By Stephen DravisiBerkshires Staff
WILLIAMSTOWN, Mass. — Neighbors concerned about a proposed subdivision off Summer Street last week raised the specter of a lawsuit against the town and/or Northern Berkshire Habitat for Humanity.
 
"If I'm not mistaken, I think this is kind of a new thing for Williamstown, an affordable housing subdivision of this size that's plunked down in the middle, or the midst of houses in a mature neighborhood," Summer Street resident Christopher Bolton told the Affordable Housing Trust board, reading from a prepared statement, last Wednesday. "I think all of us, the Trust, Habitat, the community, have a vested interest in giving this project the best chance of success that it can have. We all remember subdivisions that have been blocked by neighbors who have become frustrated with the developers and resorted to adversarial legal processes.
 
"But most of us in the neighborhood would welcome this at the right scale if the Trust and Northern Berkshire Habitat would communicate with us and compromise with us and try to address some of our concerns."
 
Bolton and other residents of the neighborhood were invited to speak to the board of the trust, which in 2015 purchased the Summer Street lot along with a parcel at the corner of Cole Avenue and Maple Street with the intent of developing new affordable housing on the vacant lots.
 
Currently, Northern Berkshire Habitat for Humanity, which built two homes at the Cole/Maple property, is developing plans to build up to five single-family homes on the 1.75-acre Summer Street lot.
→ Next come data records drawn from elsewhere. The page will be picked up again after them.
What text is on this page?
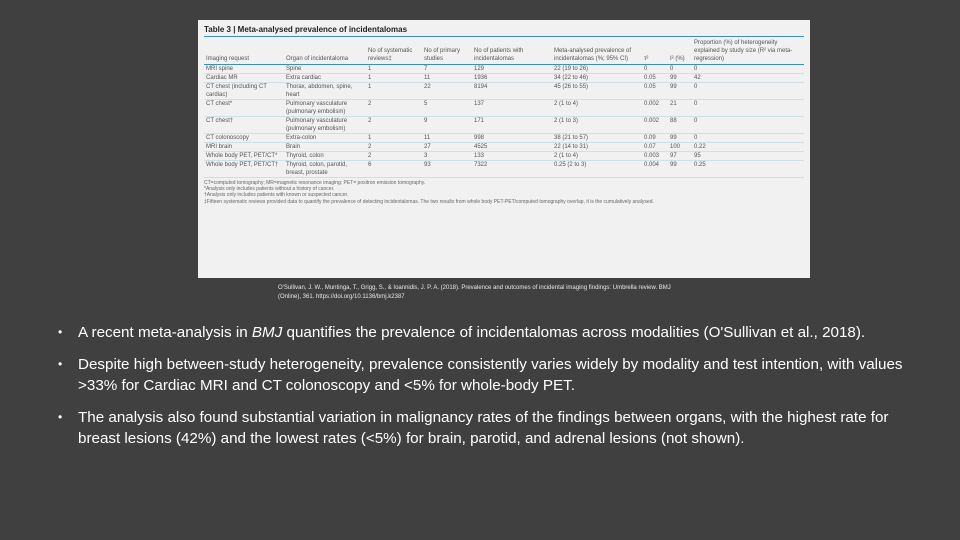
Table 3 | Meta-analysed prevalence of incidentalomas
Imaging request	Organ of incidentaloma	No of systematic reviews‡	No of primary studies	No of patients with incidentalomas	Meta-analysed prevalence of incidentalomas (%; 95% CI)	τ²	I² (%)	Proportion (%) of heterogeneity explained by study size (R² via meta-regression)
MRI spine	Spine	1	7	129	22 (19 to 26)	0	0	0
Cardiac MR	Extra cardiac	1	11	1936	34 (22 to 46)	0.05	99	42
CT chest (including CT cardiac)	Thorax, abdomen, spine, heart	1	22	8194	45 (26 to 55)	0.05	99	0
CT chest*	Pulmonary vasculature (pulmonary embolism)	2	5	137	2 (1 to 4)	0.002	21	0
CT chest†	Pulmonary vasculature (pulmonary embolism)	2	9	171	2 (1 to 3)	0.002	88	0
CT colonoscopy	Extra-colon	1	11	998	38 (21 to 57)	0.09	99	0
MRI brain	Brain	2	27	4525	22 (14 to 31)	0.07	100	0.22
Whole body PET, PET/CT*	Thyroid, colon	2	3	133	2 (1 to 4)	0.003	97	95
Whole body PET, PET/CT†	Thyroid, colon, parotid, breast, prostate	6	93	7322	0.25 (2 to 3)	0.004	99	0.25
CT=computed tomography; MR=magnetic resonance imaging; PET= positron emission tomography.
*Analysis only includes patients without a history of cancer.
†Analysis only includes patients with known or suspected cancer.
‡Fifteen systematic reviews provided data to quantify the prevalence of detecting incidentalomas. The two results from whole body PET-PET/computed tomography overlap, it is the cumulatively analysed.
O'Sullivan, J. W., Muntinga, T., Grigg, S., & Ioannidis, J. P. A. (2018). Prevalence and outcomes of incidental imaging findings: Umbrella review. BMJ (Online), 361. https://doi.org/10.1136/bmj.k2387
•	A recent meta-analysis in BMJ quantifies the prevalence of incidentalomas across modalities (O'Sullivan et al., 2018).
•	Despite high between-study heterogeneity, prevalence consistently varies widely by modality and test intention, with values >33% for Cardiac MRI and CT colonoscopy and <5% for whole-body PET.
•	The analysis also found substantial variation in malignancy rates of the findings between organs, with the highest rate for breast lesions (42%) and the lowest rates (<5%) for brain, parotid, and adrenal lesions (not shown).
Earlier this month, many of the same would-be neighbors raised objections to the scale of the proposed subdivision and its impact on the neighborhood in front of the Planning Board.
 
The Affordable Housing Trust board heard many of the same arguments at its meeting. It also heard from some voices not heard at the Planning Board session.
 
And the trustees agreed that the developer needs to engage in a three-way conversation with the abutters and the trust, which still owns the land, to develop a plan that is more acceptable to all parties.